Here is another installment in my series reviewing the NY State Regents exams in mathematics.
This is question 27 from the Geometry exam.
This question has two correct answers: it is possible to map AB onto A’B’ using a glide reflection or a rotation. The original answer key indicated that (4) glide reflection was the correct answer. After the exam was administered, the state Department of Education issued a correction and told scorers to award full credit for both (2) and (4).
Mistakes happen, even on important exams that many people work hard to produce. But when mistakes are made, those responsible should accept responsibility, not equivocate.
Here’s the official correction from the state.
It’s hard to accept that the issue here was a lack of specificity in the wording of the question. The issue is that someone wrote a question without fully thinking through the mathematics, and then those tasked with checking the problem also failed to fully think through the mathematics. This isn’t a failure in communication; this is a failure in management and oversight.

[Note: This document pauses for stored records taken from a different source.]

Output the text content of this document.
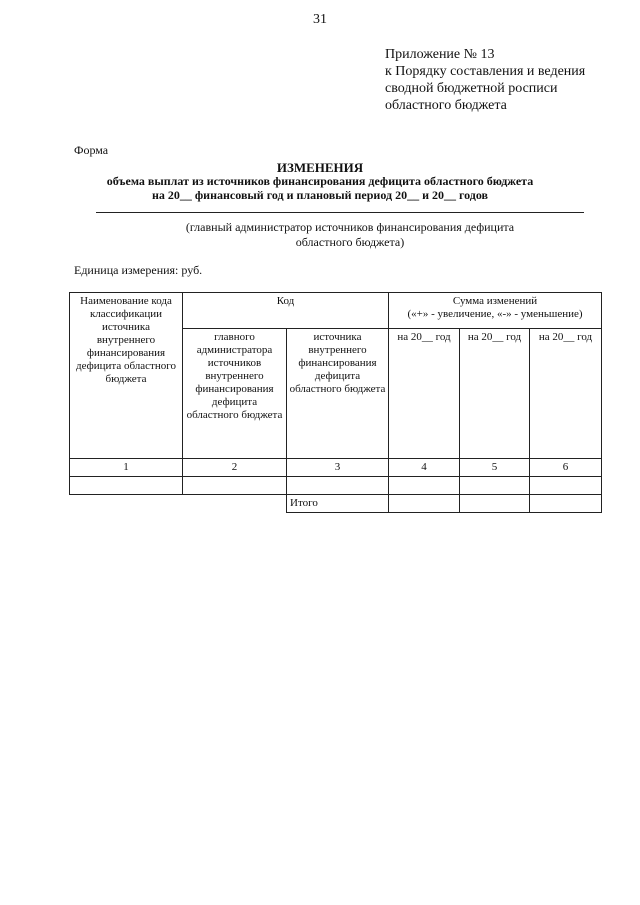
31
Приложение № 13
к Порядку составления и ведения
сводной бюджетной росписи
областного бюджета
Форма
ИЗМЕНЕНИЯ
объема выплат из источников финансирования дефицита областного бюджета
на 20__ финансовый год и плановый период 20__ и 20__ годов
(главный администратор источников финансирования дефицита
областного бюджета)
Единица измерения: руб.
Наименование кода классификации источника внутреннего финансирования дефицита областного бюджета	Код		Сумма изменений
(«+» - увеличение, «-» - уменьшение)		

	главного администратора источников внутреннего финансирования дефицита областного бюджета	источника внутреннего финансирования дефицита областного бюджета	на 20__ год	на 20__ год	на 20__ год
1	2	3	4	5	6

		Итого			
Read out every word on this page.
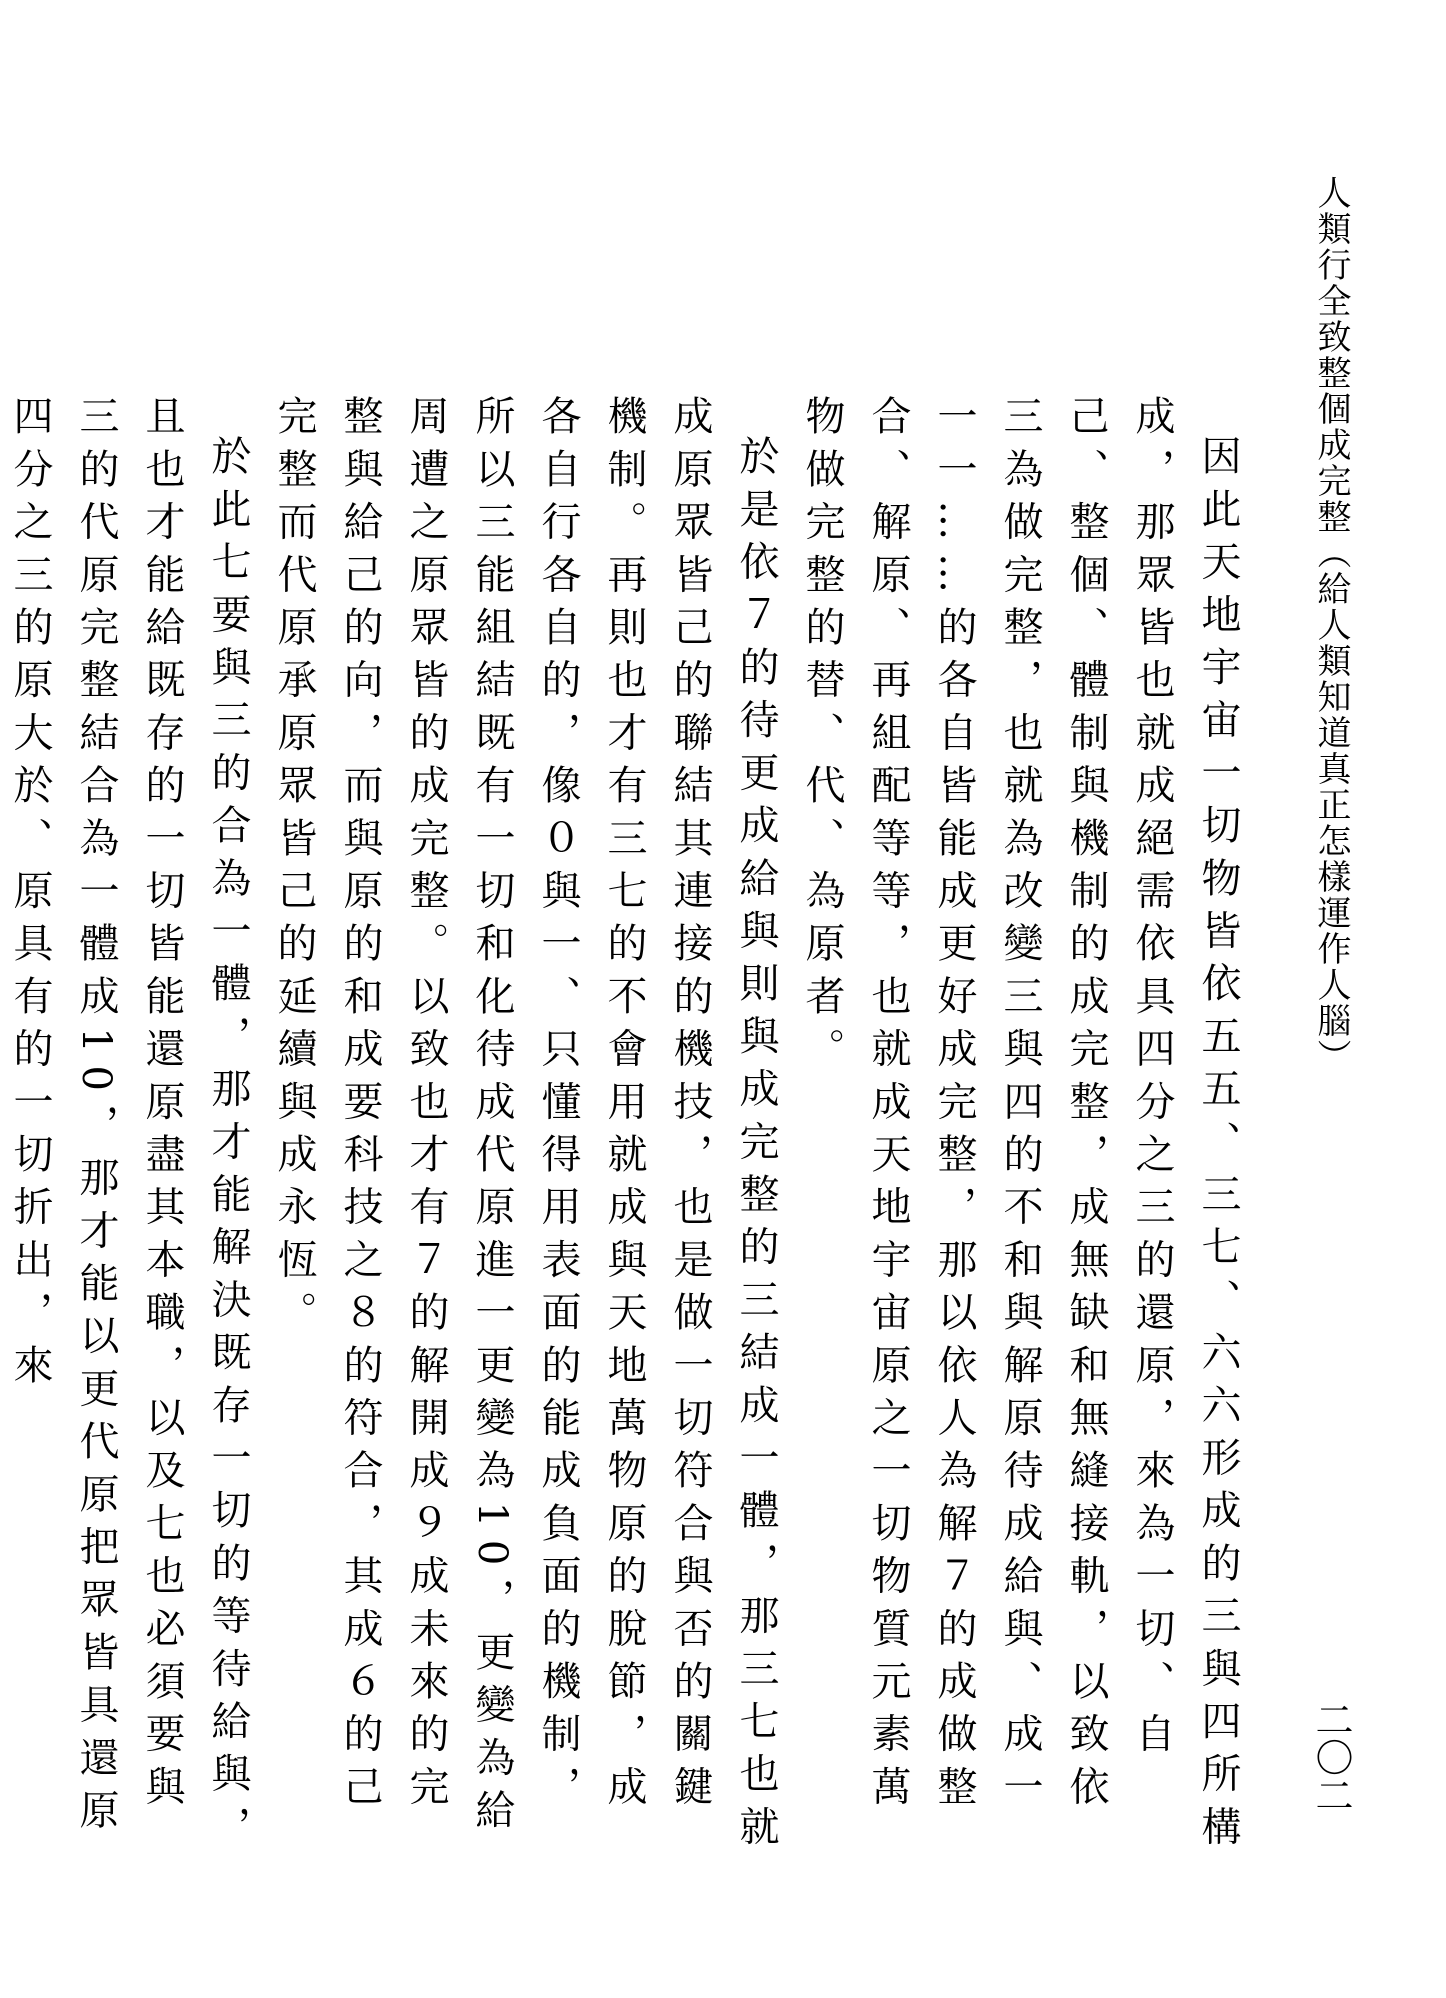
人類行全致整個成完整（給人類知道真正怎樣運作人腦）
二〇二

因此天地宇宙一切物皆依五五、三七、六六形成的三與四所構成，那眾皆也就成絕需依具四分之三的還原，來為一切、自己、整個、體制與機制的成完整，成無缺和無縫接軌，以致依三為做完整，也就為改變三與四的不和與解原待成給與、成一一一……的各自皆能成更好成完整，那以依人為解７的成做整合、解原、再組配等等，也就成天地宇宙原之一切物質元素萬物做完整的替、代、為原者。

於是依７的待更成給與則與成完整的三結成一體，那三七也就成原眾皆己的聯結其連接的機技，也是做一切符合與否的關鍵機制。再則也才有三七的不會用就成與天地萬物原的脫節，成各自行各自的，像０與一、只懂得用表面的能成負面的機制，所以三能組結既有一切和化待成代原進一更變為10，更變為給周遭之原眾皆的成完整。以致也才有７的解開成９成未來的完整與給己的向，而與原的和成要科技之８的符合，其成６的己完整而代原承原眾皆己的延續與成永恆。

於此七要與三的合為一體，那才能解決既存一切的等待給與，且也才能給既存的一切皆能還原盡其本職，以及七也必須要與三的代原完整結合為一體成10，那才能以更代原把眾皆具還原四分之三的原大於、原具有的一切折出，來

And it has happened before. This example is particularly troubling, in which those responsible for producing these exams try to pretend that an egregious mathematical error is really just a lack of agreement about notation. Sometimes errors are just erased from the record with little or no explanation, and then, of course, there are the many mistakes that are never even acknowledged.
Mistakes are bound to happen. But by pretending that substantial errors are just misunderstandings, differences of opinion, or typos, the credibility of those responsible for these high-stakes exams suffers even further damage.